Первое, что приходит ему в голову, — это привлечь ее к участию в создании второго тома. Он пишет письмо Анне Михайловне, где излагает программу ее превращения в «русскую» и сообщает, что хотел бы начать свои лекции с нею... вторым томом «Мертвых душ».
Это свидетельство высшего доверия с его стороны. Гоголь никогда никого не допускал до неготового, сейчас он решается на этот шаг, и эта его решимость говорит о крайней степени смущения и «испуга».
Роман Гоголя короток — он умещается в полгода. Полгода интенсивной переписки, обмена советами, намеками, запросами, окольными признаниями. Полгода почти полного отвлечения от труда в пользу настоящей минуты, отрыва от «желаний небесных» во имя «желаний земных».
Последнее письмо от нее он получил в Васильевке:
«Наконец Вы в России... Как мы обрадовались этим известием!.. Приезжайте к нам скорее. Мы вас ожидаем с нетерпением...»
Может, поэтому он и поспешил в Петербург? Может, какая-то слепая надежда гнала его?

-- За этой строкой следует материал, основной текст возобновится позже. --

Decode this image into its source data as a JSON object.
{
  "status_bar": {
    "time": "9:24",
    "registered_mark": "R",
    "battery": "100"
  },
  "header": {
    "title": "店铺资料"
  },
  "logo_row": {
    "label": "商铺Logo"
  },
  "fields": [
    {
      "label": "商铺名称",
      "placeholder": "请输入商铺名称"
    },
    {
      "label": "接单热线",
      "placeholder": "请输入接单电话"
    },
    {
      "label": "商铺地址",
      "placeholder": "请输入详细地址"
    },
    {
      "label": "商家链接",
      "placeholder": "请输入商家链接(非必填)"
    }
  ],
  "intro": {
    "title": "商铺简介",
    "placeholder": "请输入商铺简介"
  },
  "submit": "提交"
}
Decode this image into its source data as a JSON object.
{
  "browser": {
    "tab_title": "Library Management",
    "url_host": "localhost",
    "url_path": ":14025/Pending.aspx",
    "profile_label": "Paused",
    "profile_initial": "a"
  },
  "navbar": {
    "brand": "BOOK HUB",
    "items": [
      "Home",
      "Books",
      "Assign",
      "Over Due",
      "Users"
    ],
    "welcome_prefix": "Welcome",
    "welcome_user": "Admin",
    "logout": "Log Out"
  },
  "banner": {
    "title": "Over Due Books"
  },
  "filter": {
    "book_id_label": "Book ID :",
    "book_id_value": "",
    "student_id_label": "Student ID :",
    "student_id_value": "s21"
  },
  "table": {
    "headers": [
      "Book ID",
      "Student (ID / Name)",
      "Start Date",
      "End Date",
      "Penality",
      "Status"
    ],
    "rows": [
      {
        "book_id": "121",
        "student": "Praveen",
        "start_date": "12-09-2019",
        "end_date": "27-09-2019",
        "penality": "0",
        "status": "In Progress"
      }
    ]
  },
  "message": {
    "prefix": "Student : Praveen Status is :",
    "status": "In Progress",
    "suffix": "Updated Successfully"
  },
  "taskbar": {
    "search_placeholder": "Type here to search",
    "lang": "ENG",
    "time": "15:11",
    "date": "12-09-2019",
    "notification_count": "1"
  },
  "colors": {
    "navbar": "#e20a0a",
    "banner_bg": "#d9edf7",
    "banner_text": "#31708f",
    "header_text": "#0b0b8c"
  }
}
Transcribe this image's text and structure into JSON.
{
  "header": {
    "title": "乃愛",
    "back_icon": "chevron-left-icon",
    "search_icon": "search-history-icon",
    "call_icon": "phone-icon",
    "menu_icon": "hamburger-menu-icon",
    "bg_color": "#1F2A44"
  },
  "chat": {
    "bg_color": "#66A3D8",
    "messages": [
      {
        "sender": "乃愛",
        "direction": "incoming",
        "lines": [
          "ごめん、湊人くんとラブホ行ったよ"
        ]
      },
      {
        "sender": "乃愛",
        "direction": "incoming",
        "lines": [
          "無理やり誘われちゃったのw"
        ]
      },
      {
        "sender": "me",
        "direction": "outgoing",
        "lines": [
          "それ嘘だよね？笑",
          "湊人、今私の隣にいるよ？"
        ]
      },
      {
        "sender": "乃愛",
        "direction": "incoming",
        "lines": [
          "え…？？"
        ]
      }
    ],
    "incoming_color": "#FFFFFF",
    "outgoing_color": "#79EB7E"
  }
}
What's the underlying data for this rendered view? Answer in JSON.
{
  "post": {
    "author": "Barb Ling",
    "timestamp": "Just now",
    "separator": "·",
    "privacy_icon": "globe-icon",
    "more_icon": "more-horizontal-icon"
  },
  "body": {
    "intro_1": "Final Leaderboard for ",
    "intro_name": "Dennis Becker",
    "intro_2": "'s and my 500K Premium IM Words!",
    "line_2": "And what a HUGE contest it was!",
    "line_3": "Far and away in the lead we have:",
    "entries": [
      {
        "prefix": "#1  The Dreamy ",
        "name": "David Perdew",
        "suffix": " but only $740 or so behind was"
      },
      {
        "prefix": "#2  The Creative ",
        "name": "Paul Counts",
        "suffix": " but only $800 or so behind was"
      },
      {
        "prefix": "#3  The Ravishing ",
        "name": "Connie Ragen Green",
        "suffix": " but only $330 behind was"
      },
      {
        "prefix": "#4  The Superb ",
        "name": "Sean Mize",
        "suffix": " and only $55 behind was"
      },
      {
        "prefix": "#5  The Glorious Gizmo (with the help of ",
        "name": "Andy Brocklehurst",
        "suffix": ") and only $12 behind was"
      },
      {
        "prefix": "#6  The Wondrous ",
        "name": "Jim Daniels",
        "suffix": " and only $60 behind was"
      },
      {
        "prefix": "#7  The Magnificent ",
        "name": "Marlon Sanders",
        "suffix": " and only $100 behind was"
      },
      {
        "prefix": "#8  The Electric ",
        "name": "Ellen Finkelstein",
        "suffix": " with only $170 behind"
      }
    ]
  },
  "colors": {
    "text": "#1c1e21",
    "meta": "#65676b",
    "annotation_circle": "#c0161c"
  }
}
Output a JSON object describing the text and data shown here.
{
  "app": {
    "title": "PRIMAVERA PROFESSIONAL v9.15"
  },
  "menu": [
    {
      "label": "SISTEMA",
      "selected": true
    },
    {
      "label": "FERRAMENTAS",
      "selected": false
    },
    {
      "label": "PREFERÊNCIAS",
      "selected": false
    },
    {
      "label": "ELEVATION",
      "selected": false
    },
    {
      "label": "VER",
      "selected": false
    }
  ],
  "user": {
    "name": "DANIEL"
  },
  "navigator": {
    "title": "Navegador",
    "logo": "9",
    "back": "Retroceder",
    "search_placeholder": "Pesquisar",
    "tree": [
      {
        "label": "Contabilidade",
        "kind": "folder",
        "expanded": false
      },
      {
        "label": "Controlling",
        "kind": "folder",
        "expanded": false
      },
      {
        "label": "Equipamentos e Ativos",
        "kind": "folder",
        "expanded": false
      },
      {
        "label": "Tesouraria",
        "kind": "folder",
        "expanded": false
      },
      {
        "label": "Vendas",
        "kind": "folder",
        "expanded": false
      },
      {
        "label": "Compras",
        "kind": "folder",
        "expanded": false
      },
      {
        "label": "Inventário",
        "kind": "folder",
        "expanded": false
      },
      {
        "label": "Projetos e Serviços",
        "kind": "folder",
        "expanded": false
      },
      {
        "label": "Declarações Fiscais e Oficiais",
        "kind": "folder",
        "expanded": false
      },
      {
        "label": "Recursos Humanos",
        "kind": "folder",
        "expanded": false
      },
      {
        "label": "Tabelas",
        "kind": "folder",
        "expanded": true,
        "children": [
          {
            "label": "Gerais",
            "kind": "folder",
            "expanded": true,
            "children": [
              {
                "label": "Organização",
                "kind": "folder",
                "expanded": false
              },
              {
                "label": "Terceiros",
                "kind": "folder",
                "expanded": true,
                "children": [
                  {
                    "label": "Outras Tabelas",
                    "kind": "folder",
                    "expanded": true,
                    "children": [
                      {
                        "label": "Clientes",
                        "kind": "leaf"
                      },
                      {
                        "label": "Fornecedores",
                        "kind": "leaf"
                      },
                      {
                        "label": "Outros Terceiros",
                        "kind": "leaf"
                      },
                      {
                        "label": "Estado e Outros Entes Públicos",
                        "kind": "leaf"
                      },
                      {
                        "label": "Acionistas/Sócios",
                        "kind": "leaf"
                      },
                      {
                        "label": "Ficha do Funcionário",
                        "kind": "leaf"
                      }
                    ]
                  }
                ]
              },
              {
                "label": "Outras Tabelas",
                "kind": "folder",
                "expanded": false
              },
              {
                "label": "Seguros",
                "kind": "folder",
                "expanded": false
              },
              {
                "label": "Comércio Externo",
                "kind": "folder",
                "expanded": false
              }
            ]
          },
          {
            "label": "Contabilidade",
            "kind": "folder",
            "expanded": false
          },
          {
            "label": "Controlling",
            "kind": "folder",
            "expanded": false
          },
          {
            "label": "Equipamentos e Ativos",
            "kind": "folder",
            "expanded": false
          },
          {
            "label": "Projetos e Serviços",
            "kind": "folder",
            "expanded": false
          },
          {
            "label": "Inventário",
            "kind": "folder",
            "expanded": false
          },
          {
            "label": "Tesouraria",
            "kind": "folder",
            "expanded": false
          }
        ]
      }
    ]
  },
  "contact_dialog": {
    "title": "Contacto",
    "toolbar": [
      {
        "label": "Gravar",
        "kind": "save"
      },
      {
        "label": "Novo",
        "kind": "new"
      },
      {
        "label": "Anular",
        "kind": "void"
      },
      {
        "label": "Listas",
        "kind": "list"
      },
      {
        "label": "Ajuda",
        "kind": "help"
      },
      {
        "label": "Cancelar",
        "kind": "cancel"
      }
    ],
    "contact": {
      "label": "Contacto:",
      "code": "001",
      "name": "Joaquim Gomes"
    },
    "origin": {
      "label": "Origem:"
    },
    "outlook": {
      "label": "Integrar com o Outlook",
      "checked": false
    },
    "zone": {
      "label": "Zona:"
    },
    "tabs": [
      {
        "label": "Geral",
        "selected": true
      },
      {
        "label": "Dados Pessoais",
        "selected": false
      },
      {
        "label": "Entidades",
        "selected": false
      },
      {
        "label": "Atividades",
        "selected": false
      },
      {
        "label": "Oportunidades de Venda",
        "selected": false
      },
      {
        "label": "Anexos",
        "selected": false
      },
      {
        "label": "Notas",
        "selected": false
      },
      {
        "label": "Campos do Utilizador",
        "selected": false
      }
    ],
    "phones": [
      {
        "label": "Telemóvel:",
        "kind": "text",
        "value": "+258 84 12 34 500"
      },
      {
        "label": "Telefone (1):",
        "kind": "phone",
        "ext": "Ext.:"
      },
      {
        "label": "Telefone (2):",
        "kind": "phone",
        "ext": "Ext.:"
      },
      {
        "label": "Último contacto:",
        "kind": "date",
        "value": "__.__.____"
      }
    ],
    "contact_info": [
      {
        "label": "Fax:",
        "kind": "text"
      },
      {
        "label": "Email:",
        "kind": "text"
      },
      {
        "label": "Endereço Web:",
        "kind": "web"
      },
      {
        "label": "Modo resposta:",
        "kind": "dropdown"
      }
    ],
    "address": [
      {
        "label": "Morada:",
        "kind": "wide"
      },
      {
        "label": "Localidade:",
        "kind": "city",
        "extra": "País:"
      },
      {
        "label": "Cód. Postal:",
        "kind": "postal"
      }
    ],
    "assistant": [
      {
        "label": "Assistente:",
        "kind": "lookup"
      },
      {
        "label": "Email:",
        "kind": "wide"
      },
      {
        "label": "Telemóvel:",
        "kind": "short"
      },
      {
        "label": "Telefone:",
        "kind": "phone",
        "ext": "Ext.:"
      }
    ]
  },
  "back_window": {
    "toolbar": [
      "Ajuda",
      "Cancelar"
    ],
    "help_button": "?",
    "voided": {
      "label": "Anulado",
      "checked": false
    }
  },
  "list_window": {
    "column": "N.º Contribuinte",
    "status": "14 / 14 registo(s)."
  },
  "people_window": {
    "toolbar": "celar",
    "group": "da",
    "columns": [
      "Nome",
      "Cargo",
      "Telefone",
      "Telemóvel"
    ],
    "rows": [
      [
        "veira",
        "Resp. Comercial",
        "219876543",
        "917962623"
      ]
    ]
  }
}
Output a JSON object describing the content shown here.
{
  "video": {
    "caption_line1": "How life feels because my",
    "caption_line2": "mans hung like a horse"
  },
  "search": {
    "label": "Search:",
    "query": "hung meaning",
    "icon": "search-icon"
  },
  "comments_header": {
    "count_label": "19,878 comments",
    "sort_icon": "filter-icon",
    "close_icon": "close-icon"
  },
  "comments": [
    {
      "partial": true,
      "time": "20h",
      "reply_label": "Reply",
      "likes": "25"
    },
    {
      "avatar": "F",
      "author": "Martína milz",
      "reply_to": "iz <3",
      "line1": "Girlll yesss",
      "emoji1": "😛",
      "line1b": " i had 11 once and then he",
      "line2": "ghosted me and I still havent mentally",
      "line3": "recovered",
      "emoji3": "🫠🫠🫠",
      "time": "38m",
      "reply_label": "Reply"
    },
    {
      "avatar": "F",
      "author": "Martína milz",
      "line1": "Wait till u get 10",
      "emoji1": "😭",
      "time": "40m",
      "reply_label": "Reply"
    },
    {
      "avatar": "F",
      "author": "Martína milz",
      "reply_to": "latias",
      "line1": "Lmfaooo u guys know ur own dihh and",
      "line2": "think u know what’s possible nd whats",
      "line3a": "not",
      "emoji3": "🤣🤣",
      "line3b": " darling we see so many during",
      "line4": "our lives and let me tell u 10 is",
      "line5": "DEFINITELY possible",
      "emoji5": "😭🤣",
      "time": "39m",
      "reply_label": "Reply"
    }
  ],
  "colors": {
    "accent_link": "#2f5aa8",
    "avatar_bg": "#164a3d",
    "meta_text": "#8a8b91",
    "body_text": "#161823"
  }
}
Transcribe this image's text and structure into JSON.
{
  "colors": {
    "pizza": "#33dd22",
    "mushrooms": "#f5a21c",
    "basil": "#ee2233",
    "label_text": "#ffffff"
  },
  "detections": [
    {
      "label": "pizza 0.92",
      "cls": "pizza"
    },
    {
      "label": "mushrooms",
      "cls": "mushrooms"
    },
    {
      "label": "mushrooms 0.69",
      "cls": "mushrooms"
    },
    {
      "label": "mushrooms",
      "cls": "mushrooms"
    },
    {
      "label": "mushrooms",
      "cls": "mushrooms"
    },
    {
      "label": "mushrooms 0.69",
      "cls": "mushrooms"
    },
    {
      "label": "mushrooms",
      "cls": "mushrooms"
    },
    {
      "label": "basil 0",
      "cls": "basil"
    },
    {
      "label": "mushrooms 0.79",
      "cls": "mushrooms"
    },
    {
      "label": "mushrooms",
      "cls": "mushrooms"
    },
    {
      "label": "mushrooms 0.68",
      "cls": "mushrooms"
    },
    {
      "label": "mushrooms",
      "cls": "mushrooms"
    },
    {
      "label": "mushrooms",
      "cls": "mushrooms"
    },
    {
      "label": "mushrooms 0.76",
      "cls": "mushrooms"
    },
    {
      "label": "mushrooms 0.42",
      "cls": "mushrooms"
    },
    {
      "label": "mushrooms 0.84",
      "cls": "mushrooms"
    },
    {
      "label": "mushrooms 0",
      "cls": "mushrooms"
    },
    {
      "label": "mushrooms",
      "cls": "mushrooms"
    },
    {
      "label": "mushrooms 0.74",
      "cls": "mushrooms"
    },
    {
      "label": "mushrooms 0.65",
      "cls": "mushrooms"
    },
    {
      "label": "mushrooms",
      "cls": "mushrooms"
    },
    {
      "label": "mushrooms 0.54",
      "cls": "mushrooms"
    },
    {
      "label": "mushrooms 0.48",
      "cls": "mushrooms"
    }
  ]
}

Сейчас он был склонен всему придавать значение. Идея уже созревала в нем, и он торопился претворить ее в дело. Уже писал он ей из Москвы, что хотел бы сам читать ей лекции, хотя В. Соллогуб, которого он назначил в свои заместители и «адъюнкты», тоже способен сказать ей «много хорошего». Уже впадал он в софистику, пытаясь объяснить необходимость их встречи: «Это зависит не от того, чтобы я больше его (то есть Соллогуба. — И. 3.) был начитан и учен, но от того, что всякий сколько-нибудь талантливый человек имеет свое оригинальное, собственно ему принадлежащее, чутье, вследствие которого он видит целую сторону, другим не примеченную. Вот почему мне хотелось бы сильно, чтобы наши лекции с вами начались 2-м томом «Мертвых душ»...»
Кажется, желание сделать какой-то шаг мешается в Гоголе с сомнениями. Колебания его той поры выдают письма к другим лицам — А. О. Смирновой, М. А. Константиновскому, П. А. Плетневу. Он думает о «береге», как думает о нем его герой — Чичиков. Плутая по дорогам второго тома, Чичиков то и дело отвлекается мыслию от своего пути и начинает думать об остановке в пути, о надежном пристанище. Он тоже путник, как и Гоголь, и ему надоело скитаться и жить в чужих людях.